1. Fidel Castro: He recently became available, and has more years of experience than Hillary. I saw his resume posted on Monster, it was quite impressive.
2. Prince Harry: Has a miniscule chance of becoming King, wants to govern, and has a better war service record than George W. Bush.
3. Eliot Spitzer: At the top of every news show right now, choose him if you want to get your picture in every paper for the next two weeks . Also, he really knows how to party.
4. Jon Stewart: Get him, before he gets you, with his wise satire of your every move on the campaign trail. When on your side, Jon will lampoon the opposition candidate from the convention through election day and provide a considerable boost to your ratings.
5. Simon Cowell: Tells it like he sees it. The public usually votes the way Simon says to. May work the same in a national election.
6. Ben Bernanke: Why not have the Chairman of the Federal Reserve as your V.P.? Gives great financial policy advice, and can balance a checkbook standing on his head with a blindfold on.

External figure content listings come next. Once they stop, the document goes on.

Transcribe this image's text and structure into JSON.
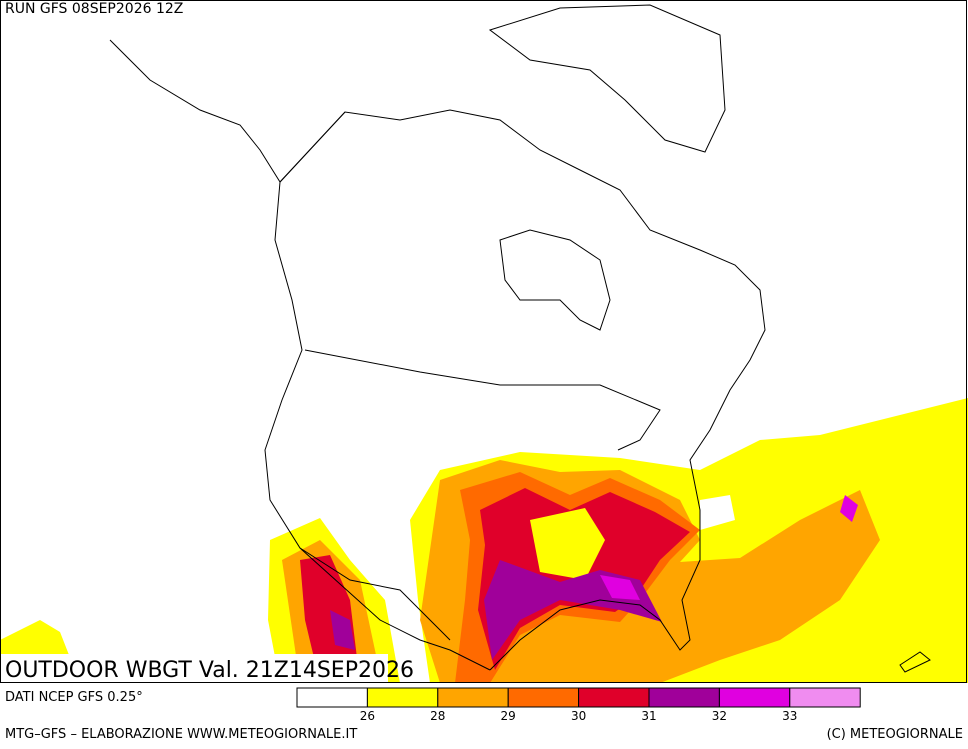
{
  "header": {
    "run": "RUN GFS 08SEP2026 12Z"
  },
  "map": {
    "title": "OUTDOOR WBGT Val. 21Z14SEP2026"
  },
  "footer": {
    "source": "DATI NCEP GFS 0.25°",
    "credit": "MTG–GFS – ELABORAZIONE WWW.METEOGIORNALE.IT",
    "copyright": "(C) METEOGIORNALE"
  },
  "legend": {
    "colors": [
      "#ffffff",
      "#ffff00",
      "#ffa500",
      "#ff6a00",
      "#e0002a",
      "#a0009a",
      "#e000e0",
      "#f08cf0"
    ],
    "bounds": [
      26,
      28,
      29,
      30,
      31,
      32,
      33
    ]
  }
}
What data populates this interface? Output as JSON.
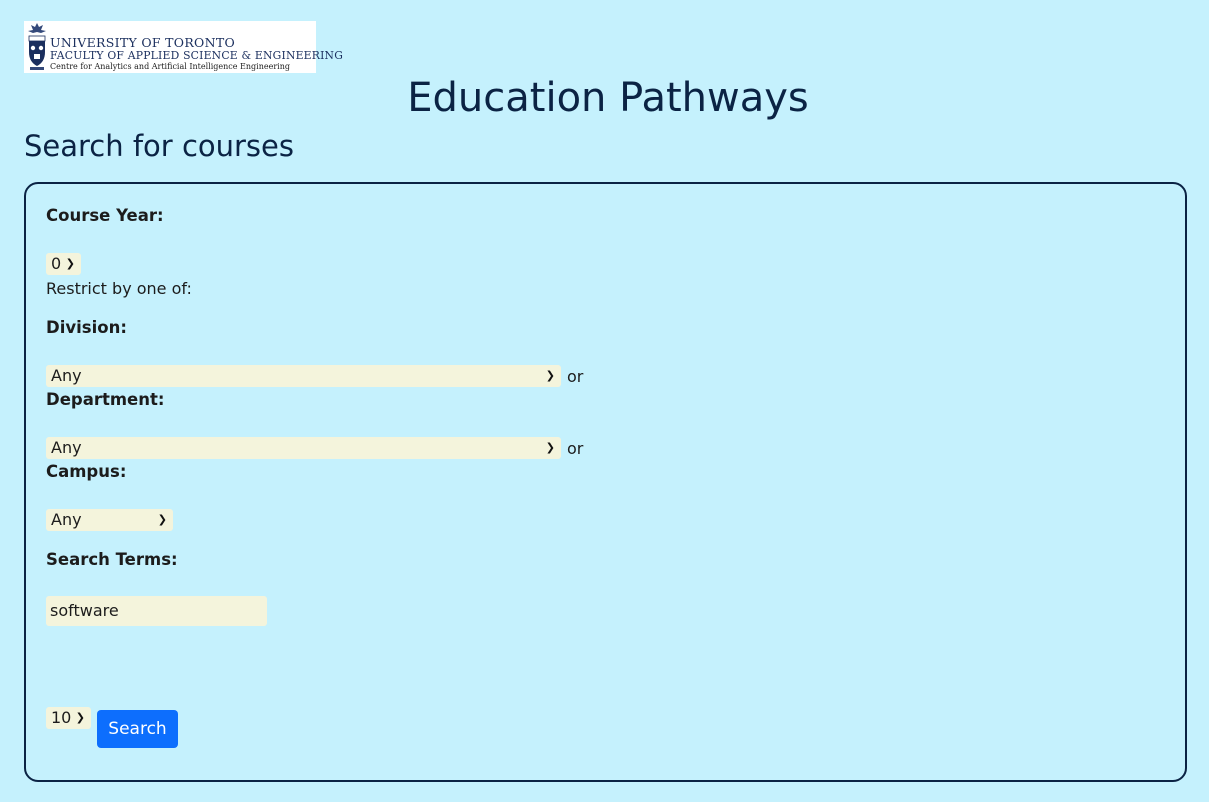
{
  "logo": {
    "line1": "UNIVERSITY OF TORONTO",
    "line2": "FACULTY OF APPLIED SCIENCE & ENGINEERING",
    "line3": "Centre for Analytics and Artificial Intelligence Engineering"
  },
  "title": "Education Pathways",
  "subtitle": "Search for courses",
  "form": {
    "course_year_label": "Course Year:",
    "course_year_value": "0",
    "restrict_text": "Restrict by one of:",
    "division_label": "Division:",
    "division_value": "Any",
    "or_text": "or",
    "department_label": "Department:",
    "department_value": "Any",
    "campus_label": "Campus:",
    "campus_value": "Any",
    "search_terms_label": "Search Terms:",
    "search_terms_value": "software",
    "results_count_value": "10",
    "search_button": "Search"
  },
  "colors": {
    "background": "#c5f1fd",
    "input_bg": "#f4f4dc",
    "button": "#0d6efd",
    "text": "#0b2344"
  }
}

7. Howie Mandel: Knows how to close a deal. Also, women voters will follow his every command when he says "Ladies, please".
8. Oprah: One of the smartest ladies in the public eye. Be careful, however, of her "big give" tax cut plan.
9. Charlton Heston : Sharper shooter than Cheney., obviously an important quality in any V.P. Will attract the pro-NRA vote.
10. Dr. Phil : Ready for foreign policy negotiations, if perhaps with a slight twang.
11. Dr. Ruth Westheimer: She and McCain would look so cute together. Served as technical advisor to the Emperor Club.
12. This season's American Idol winner: Sew up the under-30 vote, and can sing national anthem at the convention.

I look forward to seeing any of these fine nominees at the conventions, in the White House, and as second-in-command at a critical time in our nation's history.

The story above is a satire or parody. It is entirely fictitious.